J’avais déjà refermé la porte et senti la couchette à tâtons lorsque je pris conscience de ne pas être seul dans la pièce. J’appelai, et la voix d’Idas, le marin aux cheveux blancs, me répondit avec des intonations où se mêlaient la crainte et l’intérêt.
« Qu’est-ce que vous fabriquez ici ? demandai-je.
— Je vous attendais. Je… j’espérais que vous viendriez. Je ne sais pas pourquoi, mais j’avais l’impression que vous n’alliez pas tarder. Vous n’étiez pas avec les autres, en bas. »
Comme je ne répondais rien, il ajouta : « Je veux dire au travail. C’est pourquoi je me suis défilé pour venir ici.
— Dans ma cabine. Le verrou n’aurait jamais dû vous laisser entrer.
— Mais vous ne le lui avez pas interdit. Je vous ai décrit, et en plus il me connaît. Ma propre cabine n’est pas loin. Je lui ai dit la vérité, c’est-à-dire que je voulais simplement vous attendre.
— Je lui ordonnerai de ne laisser entrer personne d’autre que moi.
— Il pourrait être judicieux de faire des exceptions pour vos amis. »
Je lui répondis que j’y réfléchirais, me disant en moi-même qu’il ne serait certainement pas classé parmi ces exceptions. Gunnie, peut-être.
« Vous avez une lumière. Est-ce qu’il ne vaudrait pas mieux l’allumer ?
— Comment le savez-vous ?
— Quand la porte s’est ouverte, j’ai aperçu une lueur pendant un instant. Quelque chose que vous teniez à la main, non ? »
J’acquiesçai, puis, me rendant compte qu’il ne pouvait me voir, lui dis que je préférais l’économiser.
« Très bien. Ce qui m’a surpris, tout de même, c’est que vous ne vous en soyez pas servi pour chercher le lit.
— Je me rappelais très bien son emplacement. »
En réalité, c’est par un effort de volonté sur moi-même que je m’interdisais d’allumer la chandelle dorée. J’étais tenté de m’en servir pour vérifier si Idas n’avait pas été brûlé ou mordu. Mais la raison me disait que l’assassin qui avait été brûlé n’aurait pas été en état d’attenter une deuxième fois à ma vie, et que celui qui avait été si profondément mordu par mon ami hirsute n’aurait pu gagner assez rapidement l’escalier du conduit d’air : je l’aurais entendu grimper devant moi.
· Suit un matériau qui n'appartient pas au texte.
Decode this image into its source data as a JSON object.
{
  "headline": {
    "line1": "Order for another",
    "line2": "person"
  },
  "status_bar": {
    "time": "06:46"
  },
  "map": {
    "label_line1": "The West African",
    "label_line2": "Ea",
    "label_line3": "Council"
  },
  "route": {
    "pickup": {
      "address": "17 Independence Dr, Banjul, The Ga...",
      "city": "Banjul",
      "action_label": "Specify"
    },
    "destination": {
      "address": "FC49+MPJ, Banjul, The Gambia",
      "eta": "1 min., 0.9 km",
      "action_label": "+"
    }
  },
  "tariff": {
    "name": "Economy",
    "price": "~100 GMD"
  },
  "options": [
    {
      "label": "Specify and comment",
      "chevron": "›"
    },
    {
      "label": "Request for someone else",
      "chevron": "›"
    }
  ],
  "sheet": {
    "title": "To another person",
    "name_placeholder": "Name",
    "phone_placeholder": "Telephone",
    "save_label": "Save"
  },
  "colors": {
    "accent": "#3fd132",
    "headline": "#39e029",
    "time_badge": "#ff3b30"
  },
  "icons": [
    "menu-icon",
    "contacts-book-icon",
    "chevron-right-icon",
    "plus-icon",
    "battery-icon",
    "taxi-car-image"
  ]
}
« Est-ce que cela vous ennuie si je vous parle ? Lorsque nous nous sommes rencontrés la première fois, et que vous avez parlé de votre monde d’origine, j’en avais très envie.
— Volontiers, dis-je, si vous acceptez de répondre à quelques questions vous-même. » Pouvoir me reposer : voilà ce qui m’aurait fait plaisir, en réalité. J’étais loin d’avoir regagné toutes mes forces, mais il ne fallait pas négliger cette occasion de glaner des informations.
« Mais bien sûr, fit Idas avec empressement. Je répondrai volontiers à vos questions, si vous répondez aux miennes. »
Cherchant un moyen inoffensif de commencer, j’enlevai mes bottes et m’allongeai sur la couchette, qui protesta faiblement. « Dites-moi, quelle est la langue que nous parlons ? commençai-je.
— En ce moment ? Le vaissalien, bien entendu.
— Connaissez-vous d’autres langues, Idas ?
— Non, aucune. Je suis né à bord, vous comprenez. C’était l’une des choses que je voulais vous demander – les différences avec la vie que l’on mène sur un monde véritable. Les matelots racontent toutes sortes d’histoires, mais ce ne sont que des ignorants. Vous, je vois bien que vous êtes quelqu’un qui pensez.
— Merci. Étant né à bord, vous devez avoir eu l’occasion de visiter bien des mondes, sans doute. En avez-vous trouvé beaucoup où on parlait le vaissalien ?
— Pour dire la vérité, je n’ai pas pris autant de permissions à terre que j’aurais pu. Mon apparence… vous avez probablement remarqué…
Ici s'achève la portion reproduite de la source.